O Hospital Estadual de Águas Lindas de Goiás (Heal) cometeu um erro ao trocar dois bebês que vieram à luz na unidade nas duas últimas semanas de março. Os fetos foram entregues às mães erradas, e uma delas acabou enterrando a criança sem saber do erro.

Entenda o caso

  • Em 21 de março, uma paciente foi ao hospital de Águas Lindas (GO) para dar à luz. O bebê dela tinha apenas 20 semanas e acabou morrendo minutos depois o parto, devido à prematuridade extrema. O feto ficou guardado no freezer da unidade.
  • Quatro dias depois, em 25 de março, outra paciente deu entrada no hospital com o parto já em curso. O bebê dela tinha 26 semanas e foi considerado natimorto pela equipe médica.
  • Em 26 de março, a primeira mãe foi até o hospital para retirar o filho dela, o bebê de 20 semanas. A unidade, porém, acabou entregando o segundo feto, o de 26 semanas, pertencente à segunda mãe.
  • Sem saber do erro, a primeira mãe acabou enterrando o bebê da segunda mãe, ainda em 26 de março.
  • Em 27 de março, a equipe de enfermagem do hospital foi checar os fetos no freezer da unidade e percebeu o equívoco.

Agora, a mulher que enterrou o bebê da outra mãe tenta a exumação para que cada família possa velar os corpos corretos.

Os advogados Idelbrando Mendes e Daniel J. Kaefer, que representam as duas famílias, buscarão responsabilizar os culpados pela troca dos fetos. “Iremos acompanhar o inquérito policial a fim de apurar a responsabilidade objetiva quanto aos danos sofridos pelas famílias”, afirma Idelbrando.

“Além de [as mães] viverem o luto da perda de seus filhos de maneira tão prematura, agora se veem na incerteza de quem e quando poderão enterrá-los”, lamenta o advogado.

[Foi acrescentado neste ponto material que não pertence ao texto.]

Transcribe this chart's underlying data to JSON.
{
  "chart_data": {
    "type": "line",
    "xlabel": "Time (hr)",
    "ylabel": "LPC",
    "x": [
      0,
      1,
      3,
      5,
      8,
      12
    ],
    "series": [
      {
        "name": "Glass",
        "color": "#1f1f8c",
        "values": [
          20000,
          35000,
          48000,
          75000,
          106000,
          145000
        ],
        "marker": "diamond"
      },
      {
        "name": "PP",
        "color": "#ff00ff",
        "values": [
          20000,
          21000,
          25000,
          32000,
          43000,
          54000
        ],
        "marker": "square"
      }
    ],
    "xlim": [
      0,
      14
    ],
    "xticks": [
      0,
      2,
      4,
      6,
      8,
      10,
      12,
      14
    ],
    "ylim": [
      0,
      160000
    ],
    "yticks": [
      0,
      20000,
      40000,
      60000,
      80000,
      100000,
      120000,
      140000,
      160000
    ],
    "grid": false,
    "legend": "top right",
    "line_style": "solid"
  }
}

Segundo o jurista, o Hospital Estadual de Águas Lindas não vem oferecendo auxílio médico, jurídico ou psicológico. “Ainda não tivemos  nenhum contato oficial com a unidade, nem mesmo as famílias. Não está havendo nenhuma forma de auxílio a elas”, aponta Idelbrando.

Resposta

Em resposta ao Metrópoles, a Secretaria de Saúde de Goiás (SES-GO) informa que acompanha “de perto” o caso, bem como as providências tomadas pelo Hospital Estadual de Águas Lindas de Goiás (Heal).

O Hospital afirma à reportagem que “informou aos familiares e autoridades sobre o ocorrido e prestou todas as informações necessárias, bem como acolhimento e apoio psicossocial com total zelo e transparência”.

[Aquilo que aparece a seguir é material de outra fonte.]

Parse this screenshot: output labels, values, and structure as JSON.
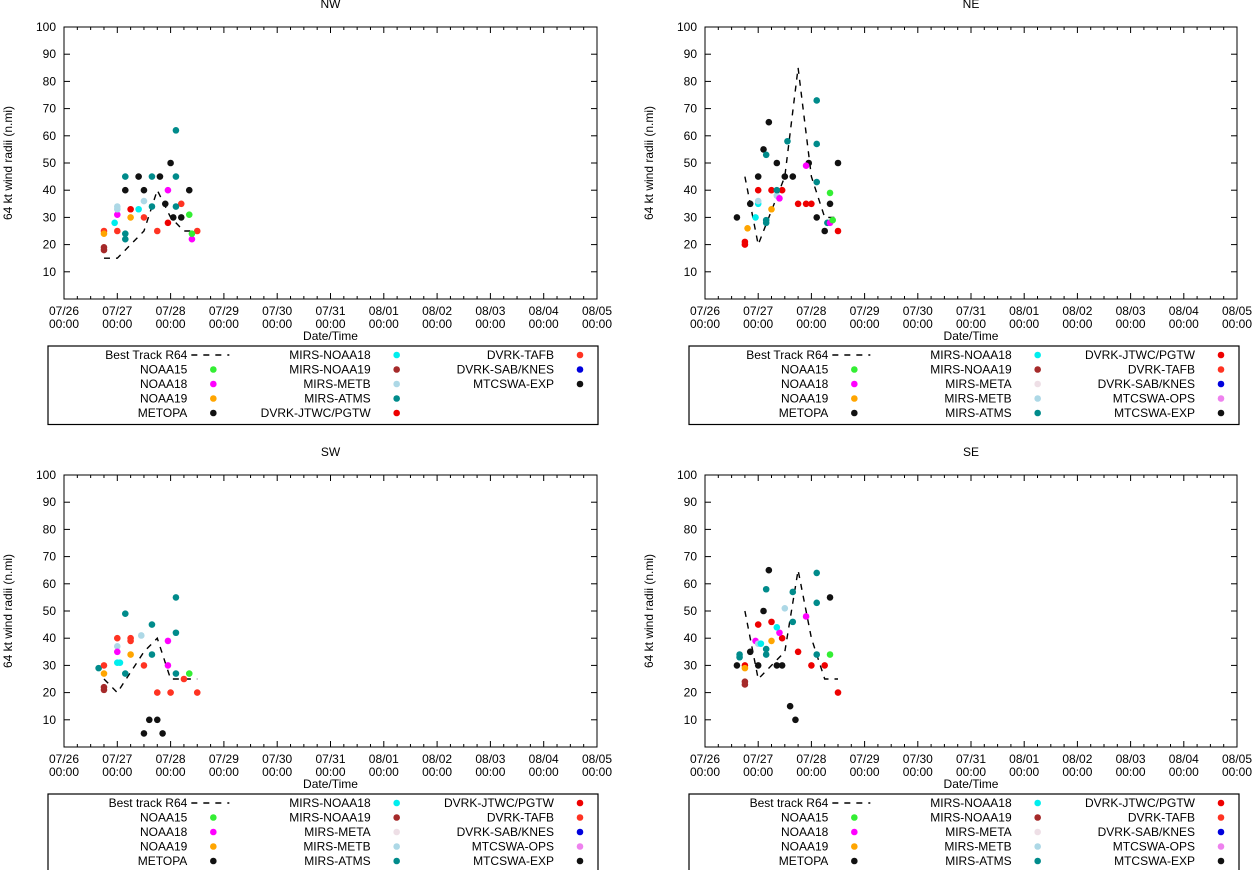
{
  "chart_data": [
    {
      "type": "scatter",
      "title": "NW",
      "xlabel": "Date/Time",
      "ylabel": "64 kt wind radii (n.mi)",
      "xlim": [
        0,
        10
      ],
      "ylim": [
        0,
        100
      ],
      "yticks": [
        10,
        20,
        30,
        40,
        50,
        60,
        70,
        80,
        90,
        100
      ],
      "xtick_labels": [
        "07/26\n00:00",
        "07/27\n00:00",
        "07/28\n00:00",
        "07/29\n00:00",
        "07/30\n00:00",
        "07/31\n00:00",
        "08/01\n00:00",
        "08/02\n00:00",
        "08/03\n00:00",
        "08/04\n00:00",
        "08/05\n00:00"
      ],
      "best_track": {
        "name": "Best Track R64",
        "x": [
          0.75,
          1.0,
          1.5,
          1.75,
          2.0,
          2.25,
          2.5
        ],
        "y": [
          15,
          15,
          25,
          40,
          30,
          25,
          25
        ]
      },
      "legend": [
        {
          "name": "Best Track R64",
          "key": "best"
        },
        {
          "name": "NOAA15",
          "key": "NOAA15"
        },
        {
          "name": "NOAA18",
          "key": "NOAA18"
        },
        {
          "name": "NOAA19",
          "key": "NOAA19"
        },
        {
          "name": "METOPA",
          "key": "METOPA"
        },
        {
          "name": "MIRS-NOAA18",
          "key": "MIRS-NOAA18"
        },
        {
          "name": "MIRS-NOAA19",
          "key": "MIRS-NOAA19"
        },
        {
          "name": "MIRS-METB",
          "key": "MIRS-METB"
        },
        {
          "name": "MIRS-ATMS",
          "key": "MIRS-ATMS"
        },
        {
          "name": "DVRK-JTWC/PGTW",
          "key": "DVRK-JTWC/PGTW"
        },
        {
          "name": "DVRK-TAFB",
          "key": "DVRK-TAFB"
        },
        {
          "name": "DVRK-SAB/KNES",
          "key": "DVRK-SAB/KNES"
        },
        {
          "name": "MTCSWA-EXP",
          "key": "MTCSWA-EXP"
        }
      ],
      "legend_rows": 5,
      "points": [
        {
          "s": "MIRS-NOAA19",
          "x": [
            0.75,
            0.75
          ],
          "y": [
            18,
            19
          ]
        },
        {
          "s": "DVRK-TAFB",
          "x": [
            0.75,
            1.0,
            1.5,
            1.75,
            2.2,
            2.5
          ],
          "y": [
            25,
            25,
            30,
            25,
            35,
            25
          ]
        },
        {
          "s": "NOAA19",
          "x": [
            0.75,
            1.25
          ],
          "y": [
            24,
            30
          ]
        },
        {
          "s": "NOAA18",
          "x": [
            1.0,
            1.95,
            2.4
          ],
          "y": [
            31,
            40,
            22
          ]
        },
        {
          "s": "MIRS-METB",
          "x": [
            1.0,
            1.0,
            1.5
          ],
          "y": [
            33,
            34,
            36
          ]
        },
        {
          "s": "MIRS-NOAA18",
          "x": [
            0.95,
            1.4
          ],
          "y": [
            28,
            33
          ]
        },
        {
          "s": "MIRS-ATMS",
          "x": [
            1.15,
            1.15,
            1.15,
            1.65,
            1.65,
            2.1,
            2.1,
            2.1
          ],
          "y": [
            22,
            24,
            45,
            34,
            45,
            45,
            34,
            62
          ]
        },
        {
          "s": "METOPA",
          "x": [
            1.15,
            1.4,
            1.5,
            1.8,
            1.9,
            2.0,
            2.05,
            2.2,
            2.35
          ],
          "y": [
            40,
            45,
            40,
            45,
            35,
            50,
            30,
            30,
            40
          ]
        },
        {
          "s": "NOAA15",
          "x": [
            2.35,
            2.4
          ],
          "y": [
            31,
            24
          ]
        },
        {
          "s": "DVRK-JTWC/PGTW",
          "x": [
            1.25,
            1.95
          ],
          "y": [
            33,
            28
          ]
        }
      ]
    },
    {
      "type": "scatter",
      "title": "NE",
      "xlabel": "Date/Time",
      "ylabel": "64 kt wind radii (n.mi)",
      "xlim": [
        0,
        10
      ],
      "ylim": [
        0,
        100
      ],
      "yticks": [
        10,
        20,
        30,
        40,
        50,
        60,
        70,
        80,
        90,
        100
      ],
      "xtick_labels": [
        "07/26\n00:00",
        "07/27\n00:00",
        "07/28\n00:00",
        "07/29\n00:00",
        "07/30\n00:00",
        "07/31\n00:00",
        "08/01\n00:00",
        "08/02\n00:00",
        "08/03\n00:00",
        "08/04\n00:00",
        "08/05\n00:00"
      ],
      "best_track": {
        "name": "Best Track R64",
        "x": [
          0.75,
          1.0,
          1.5,
          1.75,
          2.0,
          2.25,
          2.5
        ],
        "y": [
          45,
          20,
          45,
          85,
          45,
          30,
          30
        ]
      },
      "legend": [
        {
          "name": "Best Track R64",
          "key": "best"
        },
        {
          "name": "NOAA15",
          "key": "NOAA15"
        },
        {
          "name": "NOAA18",
          "key": "NOAA18"
        },
        {
          "name": "NOAA19",
          "key": "NOAA19"
        },
        {
          "name": "METOPA",
          "key": "METOPA"
        },
        {
          "name": "MIRS-NOAA18",
          "key": "MIRS-NOAA18"
        },
        {
          "name": "MIRS-NOAA19",
          "key": "MIRS-NOAA19"
        },
        {
          "name": "MIRS-META",
          "key": "MIRS-META"
        },
        {
          "name": "MIRS-METB",
          "key": "MIRS-METB"
        },
        {
          "name": "MIRS-ATMS",
          "key": "MIRS-ATMS"
        },
        {
          "name": "DVRK-JTWC/PGTW",
          "key": "DVRK-JTWC/PGTW"
        },
        {
          "name": "DVRK-TAFB",
          "key": "DVRK-TAFB"
        },
        {
          "name": "DVRK-SAB/KNES",
          "key": "DVRK-SAB/KNES"
        },
        {
          "name": "MTCSWA-OPS",
          "key": "MTCSWA-OPS"
        },
        {
          "name": "MTCSWA-EXP",
          "key": "MTCSWA-EXP"
        }
      ],
      "legend_rows": 5,
      "points": [
        {
          "s": "METOPA",
          "x": [
            0.6,
            0.85,
            1.0,
            1.1,
            1.2,
            1.35,
            1.5,
            1.65,
            1.95,
            2.1,
            2.25,
            2.35,
            2.5
          ],
          "y": [
            30,
            35,
            45,
            55,
            65,
            50,
            45,
            45,
            50,
            30,
            25,
            35,
            50
          ]
        },
        {
          "s": "DVRK-JTWC/PGTW",
          "x": [
            0.75,
            0.75,
            1.0,
            1.25,
            1.45,
            1.75,
            1.9,
            2.0,
            2.5
          ],
          "y": [
            20,
            21,
            40,
            40,
            40,
            35,
            35,
            35,
            25
          ]
        },
        {
          "s": "NOAA19",
          "x": [
            0.8,
            1.25
          ],
          "y": [
            26,
            33
          ]
        },
        {
          "s": "MIRS-NOAA18",
          "x": [
            0.95,
            1.0
          ],
          "y": [
            30,
            35
          ]
        },
        {
          "s": "MIRS-METB",
          "x": [
            1.0,
            1.35
          ],
          "y": [
            36,
            38
          ]
        },
        {
          "s": "MIRS-ATMS",
          "x": [
            1.15,
            1.15,
            1.15,
            1.35,
            1.55,
            2.1,
            2.1,
            2.1,
            2.3
          ],
          "y": [
            28,
            29,
            53,
            40,
            58,
            43,
            57,
            73,
            28
          ]
        },
        {
          "s": "NOAA18",
          "x": [
            1.4,
            1.9,
            2.35
          ],
          "y": [
            37,
            49,
            28
          ]
        },
        {
          "s": "NOAA15",
          "x": [
            2.35,
            2.4
          ],
          "y": [
            39,
            29
          ]
        }
      ]
    },
    {
      "type": "scatter",
      "title": "SW",
      "xlabel": "Date/Time",
      "ylabel": "64 kt wind radii (n.mi)",
      "xlim": [
        0,
        10
      ],
      "ylim": [
        0,
        100
      ],
      "yticks": [
        10,
        20,
        30,
        40,
        50,
        60,
        70,
        80,
        90,
        100
      ],
      "xtick_labels": [
        "07/26\n00:00",
        "07/27\n00:00",
        "07/28\n00:00",
        "07/29\n00:00",
        "07/30\n00:00",
        "07/31\n00:00",
        "08/01\n00:00",
        "08/02\n00:00",
        "08/03\n00:00",
        "08/04\n00:00",
        "08/05\n00:00"
      ],
      "best_track": {
        "name": "Best track R64",
        "x": [
          0.75,
          1.0,
          1.5,
          1.75,
          2.0,
          2.25,
          2.5
        ],
        "y": [
          25,
          20,
          35,
          40,
          25,
          25,
          25
        ]
      },
      "legend": [
        {
          "name": "Best track R64",
          "key": "best"
        },
        {
          "name": "NOAA15",
          "key": "NOAA15"
        },
        {
          "name": "NOAA18",
          "key": "NOAA18"
        },
        {
          "name": "NOAA19",
          "key": "NOAA19"
        },
        {
          "name": "METOPA",
          "key": "METOPA"
        },
        {
          "name": "MIRS-NOAA18",
          "key": "MIRS-NOAA18"
        },
        {
          "name": "MIRS-NOAA19",
          "key": "MIRS-NOAA19"
        },
        {
          "name": "MIRS-META",
          "key": "MIRS-META"
        },
        {
          "name": "MIRS-METB",
          "key": "MIRS-METB"
        },
        {
          "name": "MIRS-ATMS",
          "key": "MIRS-ATMS"
        },
        {
          "name": "DVRK-JTWC/PGTW",
          "key": "DVRK-JTWC/PGTW"
        },
        {
          "name": "DVRK-TAFB",
          "key": "DVRK-TAFB"
        },
        {
          "name": "DVRK-SAB/KNES",
          "key": "DVRK-SAB/KNES"
        },
        {
          "name": "MTCSWA-OPS",
          "key": "MTCSWA-OPS"
        },
        {
          "name": "MTCSWA-EXP",
          "key": "MTCSWA-EXP"
        }
      ],
      "legend_rows": 5,
      "points": [
        {
          "s": "MIRS-ATMS",
          "x": [
            0.65,
            1.15,
            1.15,
            1.65,
            1.65,
            2.1,
            2.1,
            2.1
          ],
          "y": [
            29,
            27,
            49,
            34,
            45,
            27,
            42,
            55
          ]
        },
        {
          "s": "DVRK-TAFB",
          "x": [
            0.75,
            1.0,
            1.25,
            1.25,
            1.5,
            1.75,
            2.0,
            2.25,
            2.5
          ],
          "y": [
            30,
            40,
            39,
            40,
            30,
            20,
            20,
            25,
            20
          ]
        },
        {
          "s": "MIRS-NOAA19",
          "x": [
            0.75,
            0.75
          ],
          "y": [
            21,
            22
          ]
        },
        {
          "s": "NOAA19",
          "x": [
            0.75,
            1.25
          ],
          "y": [
            27,
            34
          ]
        },
        {
          "s": "MIRS-NOAA18",
          "x": [
            1.0,
            1.05
          ],
          "y": [
            31,
            31
          ]
        },
        {
          "s": "MIRS-METB",
          "x": [
            1.0,
            1.45
          ],
          "y": [
            37,
            41
          ]
        },
        {
          "s": "NOAA18",
          "x": [
            1.0,
            1.95,
            1.95
          ],
          "y": [
            35,
            30,
            39
          ]
        },
        {
          "s": "METOPA",
          "x": [
            1.5,
            1.6,
            1.75,
            1.85
          ],
          "y": [
            5,
            10,
            10,
            5
          ]
        },
        {
          "s": "NOAA15",
          "x": [
            2.35
          ],
          "y": [
            27
          ]
        }
      ]
    },
    {
      "type": "scatter",
      "title": "SE",
      "xlabel": "Date/Time",
      "ylabel": "64 kt wind radii (n.mi)",
      "xlim": [
        0,
        10
      ],
      "ylim": [
        0,
        100
      ],
      "yticks": [
        10,
        20,
        30,
        40,
        50,
        60,
        70,
        80,
        90,
        100
      ],
      "xtick_labels": [
        "07/26\n00:00",
        "07/27\n00:00",
        "07/28\n00:00",
        "07/29\n00:00",
        "07/30\n00:00",
        "07/31\n00:00",
        "08/01\n00:00",
        "08/02\n00:00",
        "08/03\n00:00",
        "08/04\n00:00",
        "08/05\n00:00"
      ],
      "best_track": {
        "name": "Best track R64",
        "x": [
          0.75,
          1.0,
          1.5,
          1.75,
          2.0,
          2.25,
          2.5
        ],
        "y": [
          50,
          25,
          35,
          65,
          40,
          25,
          25
        ]
      },
      "legend": [
        {
          "name": "Best track R64",
          "key": "best"
        },
        {
          "name": "NOAA15",
          "key": "NOAA15"
        },
        {
          "name": "NOAA18",
          "key": "NOAA18"
        },
        {
          "name": "NOAA19",
          "key": "NOAA19"
        },
        {
          "name": "METOPA",
          "key": "METOPA"
        },
        {
          "name": "MIRS-NOAA18",
          "key": "MIRS-NOAA18"
        },
        {
          "name": "MIRS-NOAA19",
          "key": "MIRS-NOAA19"
        },
        {
          "name": "MIRS-META",
          "key": "MIRS-META"
        },
        {
          "name": "MIRS-METB",
          "key": "MIRS-METB"
        },
        {
          "name": "MIRS-ATMS",
          "key": "MIRS-ATMS"
        },
        {
          "name": "DVRK-JTWC/PGTW",
          "key": "DVRK-JTWC/PGTW"
        },
        {
          "name": "DVRK-TAFB",
          "key": "DVRK-TAFB"
        },
        {
          "name": "DVRK-SAB/KNES",
          "key": "DVRK-SAB/KNES"
        },
        {
          "name": "MTCSWA-OPS",
          "key": "MTCSWA-OPS"
        },
        {
          "name": "MTCSWA-EXP",
          "key": "MTCSWA-EXP"
        }
      ],
      "legend_rows": 5,
      "points": [
        {
          "s": "METOPA",
          "x": [
            0.6,
            0.85,
            1.0,
            1.1,
            1.2,
            1.35,
            1.45,
            1.6,
            1.7,
            2.35
          ],
          "y": [
            30,
            35,
            30,
            50,
            65,
            30,
            30,
            15,
            10,
            55
          ]
        },
        {
          "s": "MIRS-ATMS",
          "x": [
            0.65,
            0.65,
            1.15,
            1.15,
            1.15,
            1.65,
            1.65,
            2.1,
            2.1,
            2.1
          ],
          "y": [
            33,
            34,
            34,
            36,
            58,
            46,
            57,
            34,
            53,
            64
          ]
        },
        {
          "s": "DVRK-JTWC/PGTW",
          "x": [
            0.75,
            1.0,
            1.25,
            1.45,
            1.75,
            2.0,
            2.25,
            2.5
          ],
          "y": [
            30,
            45,
            46,
            40,
            35,
            30,
            30,
            20
          ]
        },
        {
          "s": "MIRS-NOAA19",
          "x": [
            0.75,
            0.75
          ],
          "y": [
            23,
            24
          ]
        },
        {
          "s": "NOAA19",
          "x": [
            0.75,
            1.25
          ],
          "y": [
            29,
            39
          ]
        },
        {
          "s": "NOAA18",
          "x": [
            0.95,
            1.4,
            1.9
          ],
          "y": [
            39,
            42,
            48
          ]
        },
        {
          "s": "MIRS-METB",
          "x": [
            1.0,
            1.5
          ],
          "y": [
            38,
            51
          ]
        },
        {
          "s": "MIRS-NOAA18",
          "x": [
            1.05,
            1.35
          ],
          "y": [
            38,
            44
          ]
        },
        {
          "s": "NOAA15",
          "x": [
            2.35
          ],
          "y": [
            34
          ]
        }
      ]
    }
  ],
  "colors": {
    "NOAA15": "#33ee33",
    "NOAA18": "#ff00ff",
    "NOAA19": "#ffa500",
    "METOPA": "#111111",
    "MIRS-NOAA18": "#00eeee",
    "MIRS-NOAA19": "#a52a2a",
    "MIRS-META": "#eedfe6",
    "MIRS-METB": "#add8e6",
    "MIRS-ATMS": "#008b8b",
    "DVRK-JTWC/PGTW": "#ee0000",
    "DVRK-TAFB": "#ff3322",
    "DVRK-SAB/KNES": "#0000dd",
    "MTCSWA-OPS": "#ee82ee",
    "MTCSWA-EXP": "#111111"
  }
}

A SES-GO finaliza prestando solidariedade às famílias envolvidas. “Todas as medidas necessárias estão sendo tomadas pela organização social para apurar os fatos e garantir o suporte adequado”, assegura.

“A Secretaria permanece à disposição das autoridades para colaborar com os esclarecimentos que se fizerem necessários e reforça que eventuais falhas, caso confirmadas, serão devidamente responsabilizadas”, encerra.